I don't have a patch as such these days. I have had of course, several over the years, that I've watched religiously, obsessed over, compiled the stats for, counted coots at and occasionally found something half-decent at.
The large ex-pit village in which we live is in a great location for getting to some of the best birding sites around Northumberland and is fairly close to the River Wansbeck with some decent woodland so there are always places to go and birds to see. I covered much of the area to the south west on the winter atlas last year and found nothing remarkable or unexpected.
So when news broke on Birdguides that Northumberland's fourth Squacco Heron was about 1mile from the house as the crow flies in one of my winter atlas tetrads, and had been for two days you can imagine my surprise.

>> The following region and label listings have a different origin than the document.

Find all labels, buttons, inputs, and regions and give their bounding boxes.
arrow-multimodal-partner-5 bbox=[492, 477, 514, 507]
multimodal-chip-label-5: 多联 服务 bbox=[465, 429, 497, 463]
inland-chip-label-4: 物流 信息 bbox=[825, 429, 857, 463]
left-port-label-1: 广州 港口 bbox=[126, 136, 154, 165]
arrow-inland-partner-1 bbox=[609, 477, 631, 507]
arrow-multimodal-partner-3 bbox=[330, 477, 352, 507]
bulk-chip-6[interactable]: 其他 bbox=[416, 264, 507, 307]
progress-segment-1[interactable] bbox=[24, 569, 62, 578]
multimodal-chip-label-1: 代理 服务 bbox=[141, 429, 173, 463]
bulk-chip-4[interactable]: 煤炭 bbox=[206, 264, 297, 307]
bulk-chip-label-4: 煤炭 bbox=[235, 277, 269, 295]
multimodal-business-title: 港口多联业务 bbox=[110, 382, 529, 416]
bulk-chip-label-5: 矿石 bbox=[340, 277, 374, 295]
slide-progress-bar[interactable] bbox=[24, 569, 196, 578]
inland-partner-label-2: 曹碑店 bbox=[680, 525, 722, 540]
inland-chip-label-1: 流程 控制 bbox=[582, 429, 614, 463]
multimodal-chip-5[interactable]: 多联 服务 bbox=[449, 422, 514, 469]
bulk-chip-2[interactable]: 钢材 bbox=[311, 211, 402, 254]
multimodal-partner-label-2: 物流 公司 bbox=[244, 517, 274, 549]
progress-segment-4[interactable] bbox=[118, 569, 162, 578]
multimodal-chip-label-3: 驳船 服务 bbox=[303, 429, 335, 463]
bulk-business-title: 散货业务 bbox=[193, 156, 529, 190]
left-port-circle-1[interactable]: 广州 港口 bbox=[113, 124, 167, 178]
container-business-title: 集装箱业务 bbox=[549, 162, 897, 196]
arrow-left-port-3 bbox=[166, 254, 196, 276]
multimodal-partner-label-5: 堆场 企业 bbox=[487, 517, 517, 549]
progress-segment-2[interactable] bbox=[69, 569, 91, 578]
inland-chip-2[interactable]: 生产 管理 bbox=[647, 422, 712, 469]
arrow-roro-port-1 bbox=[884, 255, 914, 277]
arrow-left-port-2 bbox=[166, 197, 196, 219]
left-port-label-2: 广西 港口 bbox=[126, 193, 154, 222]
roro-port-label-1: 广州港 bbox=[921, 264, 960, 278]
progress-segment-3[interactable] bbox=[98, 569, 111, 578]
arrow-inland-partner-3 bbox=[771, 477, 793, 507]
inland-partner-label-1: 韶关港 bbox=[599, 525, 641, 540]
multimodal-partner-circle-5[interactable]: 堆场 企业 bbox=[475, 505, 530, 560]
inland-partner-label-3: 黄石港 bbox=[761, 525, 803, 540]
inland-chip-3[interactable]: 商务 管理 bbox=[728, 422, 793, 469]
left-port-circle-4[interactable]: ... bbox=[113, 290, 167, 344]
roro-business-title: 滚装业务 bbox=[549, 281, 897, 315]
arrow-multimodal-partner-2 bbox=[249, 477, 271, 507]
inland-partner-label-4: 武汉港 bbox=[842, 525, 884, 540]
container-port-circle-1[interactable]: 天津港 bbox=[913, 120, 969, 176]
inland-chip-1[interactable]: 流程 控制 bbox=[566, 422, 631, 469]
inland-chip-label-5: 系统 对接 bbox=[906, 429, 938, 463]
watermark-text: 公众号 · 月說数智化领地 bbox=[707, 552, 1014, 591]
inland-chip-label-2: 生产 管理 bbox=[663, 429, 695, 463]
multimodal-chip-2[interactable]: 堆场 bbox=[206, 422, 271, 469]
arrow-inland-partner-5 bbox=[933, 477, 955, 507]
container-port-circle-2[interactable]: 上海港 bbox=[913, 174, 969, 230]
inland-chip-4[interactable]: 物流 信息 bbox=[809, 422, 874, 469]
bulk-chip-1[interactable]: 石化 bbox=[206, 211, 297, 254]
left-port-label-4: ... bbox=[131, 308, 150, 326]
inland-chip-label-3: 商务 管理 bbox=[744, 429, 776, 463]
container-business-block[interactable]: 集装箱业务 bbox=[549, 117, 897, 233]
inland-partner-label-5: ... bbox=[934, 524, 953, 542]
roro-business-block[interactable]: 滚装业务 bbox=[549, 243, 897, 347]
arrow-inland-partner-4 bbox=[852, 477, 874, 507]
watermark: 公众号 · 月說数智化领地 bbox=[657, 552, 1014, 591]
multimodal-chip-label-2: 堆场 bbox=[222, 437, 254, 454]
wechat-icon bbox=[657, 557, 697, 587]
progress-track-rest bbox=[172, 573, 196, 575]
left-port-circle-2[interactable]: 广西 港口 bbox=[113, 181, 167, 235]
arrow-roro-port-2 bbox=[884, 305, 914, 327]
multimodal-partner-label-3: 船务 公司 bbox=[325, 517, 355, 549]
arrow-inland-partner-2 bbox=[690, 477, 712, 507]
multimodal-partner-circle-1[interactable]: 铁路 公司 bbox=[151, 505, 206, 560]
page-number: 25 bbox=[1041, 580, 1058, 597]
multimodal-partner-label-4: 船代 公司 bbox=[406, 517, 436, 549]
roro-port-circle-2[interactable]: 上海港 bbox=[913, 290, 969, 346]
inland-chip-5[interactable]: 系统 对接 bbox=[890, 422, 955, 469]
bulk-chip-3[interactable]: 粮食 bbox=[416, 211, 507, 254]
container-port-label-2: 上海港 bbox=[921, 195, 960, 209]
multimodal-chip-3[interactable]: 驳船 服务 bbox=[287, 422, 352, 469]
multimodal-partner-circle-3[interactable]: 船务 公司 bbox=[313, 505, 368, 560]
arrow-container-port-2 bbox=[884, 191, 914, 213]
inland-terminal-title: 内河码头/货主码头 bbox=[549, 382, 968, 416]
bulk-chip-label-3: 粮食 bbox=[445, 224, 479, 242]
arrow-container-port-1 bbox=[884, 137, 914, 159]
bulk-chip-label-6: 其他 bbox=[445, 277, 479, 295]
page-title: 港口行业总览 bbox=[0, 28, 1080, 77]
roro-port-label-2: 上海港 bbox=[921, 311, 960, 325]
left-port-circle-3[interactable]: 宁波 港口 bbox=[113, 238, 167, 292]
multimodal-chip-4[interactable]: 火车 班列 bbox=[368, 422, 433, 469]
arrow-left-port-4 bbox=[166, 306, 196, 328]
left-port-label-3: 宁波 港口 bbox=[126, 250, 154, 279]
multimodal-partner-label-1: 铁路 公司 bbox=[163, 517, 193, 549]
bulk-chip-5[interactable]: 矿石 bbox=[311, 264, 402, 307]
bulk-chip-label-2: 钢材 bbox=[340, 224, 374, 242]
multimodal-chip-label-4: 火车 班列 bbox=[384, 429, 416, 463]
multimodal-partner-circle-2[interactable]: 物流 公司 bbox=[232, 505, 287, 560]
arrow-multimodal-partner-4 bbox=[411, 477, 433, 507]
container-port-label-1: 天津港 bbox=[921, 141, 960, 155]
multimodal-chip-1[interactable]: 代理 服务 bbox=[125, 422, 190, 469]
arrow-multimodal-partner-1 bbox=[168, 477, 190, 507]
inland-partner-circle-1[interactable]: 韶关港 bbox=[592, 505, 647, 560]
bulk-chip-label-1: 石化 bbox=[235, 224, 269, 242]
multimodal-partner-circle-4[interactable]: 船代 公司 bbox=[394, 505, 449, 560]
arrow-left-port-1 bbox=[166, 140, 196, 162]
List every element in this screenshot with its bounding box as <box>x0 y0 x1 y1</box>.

Found by a 'new starter' Debra Burley, on Saturday, who actually lives in the same village as me and identified along with Tony Vick on Sunday, who managed some decent pictures it's a great bird for them on what is their local patch and may well spur them on to a much greater interest.
With news yesterday that Northumberland finally had its first long-predicted Cetti's Warbler with a singing individual at East Chevington, found by Neil Osbourne, that will presumably winter and hopefully be the start of a future colonisation it's been a good weekend in the north.

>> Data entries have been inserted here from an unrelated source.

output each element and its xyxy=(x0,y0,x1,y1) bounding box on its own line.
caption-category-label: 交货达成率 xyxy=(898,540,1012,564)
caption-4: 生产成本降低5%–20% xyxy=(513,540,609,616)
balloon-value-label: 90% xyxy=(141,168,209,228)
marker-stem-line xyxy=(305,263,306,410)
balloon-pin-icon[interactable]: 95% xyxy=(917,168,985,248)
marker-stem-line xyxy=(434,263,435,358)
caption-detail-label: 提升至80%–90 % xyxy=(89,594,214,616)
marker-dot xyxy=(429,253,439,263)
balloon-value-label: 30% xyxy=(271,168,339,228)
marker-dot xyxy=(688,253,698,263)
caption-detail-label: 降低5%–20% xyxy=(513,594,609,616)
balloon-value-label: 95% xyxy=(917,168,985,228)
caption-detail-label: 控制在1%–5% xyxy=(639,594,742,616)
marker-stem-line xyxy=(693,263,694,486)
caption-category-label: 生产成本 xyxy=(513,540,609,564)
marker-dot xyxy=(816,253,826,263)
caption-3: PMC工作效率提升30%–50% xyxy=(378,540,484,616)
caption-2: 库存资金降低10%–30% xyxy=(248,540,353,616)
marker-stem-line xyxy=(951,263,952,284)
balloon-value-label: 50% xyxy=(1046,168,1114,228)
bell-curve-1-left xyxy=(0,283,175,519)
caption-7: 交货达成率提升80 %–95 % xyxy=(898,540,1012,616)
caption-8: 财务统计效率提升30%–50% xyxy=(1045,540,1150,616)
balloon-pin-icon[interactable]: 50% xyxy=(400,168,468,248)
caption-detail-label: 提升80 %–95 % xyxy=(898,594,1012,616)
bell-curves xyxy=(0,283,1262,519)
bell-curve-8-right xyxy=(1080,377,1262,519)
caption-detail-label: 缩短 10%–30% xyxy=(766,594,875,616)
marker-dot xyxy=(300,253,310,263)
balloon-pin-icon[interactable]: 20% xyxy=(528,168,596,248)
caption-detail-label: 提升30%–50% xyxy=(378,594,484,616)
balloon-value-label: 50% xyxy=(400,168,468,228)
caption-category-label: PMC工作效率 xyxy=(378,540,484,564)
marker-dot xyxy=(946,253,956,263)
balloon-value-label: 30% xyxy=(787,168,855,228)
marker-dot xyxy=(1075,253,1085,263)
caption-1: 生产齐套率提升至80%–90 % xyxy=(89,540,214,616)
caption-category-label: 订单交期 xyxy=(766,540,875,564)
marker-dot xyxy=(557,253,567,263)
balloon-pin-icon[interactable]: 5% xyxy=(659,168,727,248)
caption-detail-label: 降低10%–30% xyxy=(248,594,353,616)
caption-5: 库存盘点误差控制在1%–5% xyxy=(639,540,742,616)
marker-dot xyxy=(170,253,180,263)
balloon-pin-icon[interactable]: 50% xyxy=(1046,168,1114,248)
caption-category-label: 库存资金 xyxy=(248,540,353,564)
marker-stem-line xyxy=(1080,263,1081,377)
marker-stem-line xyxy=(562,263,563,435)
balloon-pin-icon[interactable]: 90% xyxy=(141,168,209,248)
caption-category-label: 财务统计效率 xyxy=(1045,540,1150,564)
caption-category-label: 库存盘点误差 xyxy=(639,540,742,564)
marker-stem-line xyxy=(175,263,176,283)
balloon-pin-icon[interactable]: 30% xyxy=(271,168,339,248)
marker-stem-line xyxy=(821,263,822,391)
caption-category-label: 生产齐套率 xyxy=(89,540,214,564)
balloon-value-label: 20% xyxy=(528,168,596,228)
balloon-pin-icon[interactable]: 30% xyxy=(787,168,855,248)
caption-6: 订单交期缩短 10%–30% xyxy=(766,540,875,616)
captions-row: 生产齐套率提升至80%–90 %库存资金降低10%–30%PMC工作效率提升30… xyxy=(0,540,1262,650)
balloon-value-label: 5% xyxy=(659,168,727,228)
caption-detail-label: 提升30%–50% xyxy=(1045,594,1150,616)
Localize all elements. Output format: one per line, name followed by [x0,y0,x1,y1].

With the weather forecast poor by late morning, it's raining as I type, I had the kids up washed and out by 08:20 giving us a good 20 minute window pre-school to try and get to grips with the Squacco. No real need for any urgency as we cruised around the bottom of Whorral Bank Andy Mclevy and Stephen Trotter had it pinned down on the far bank.
We returned post-school run and took a little more time but got some decent views over the next hour though it managed to evade everyone for a good while hiding in waterside vegetation. The last one (2004) hung around for nearly seven weeks, whether this one remains for anywhere approaching that remains to be seen.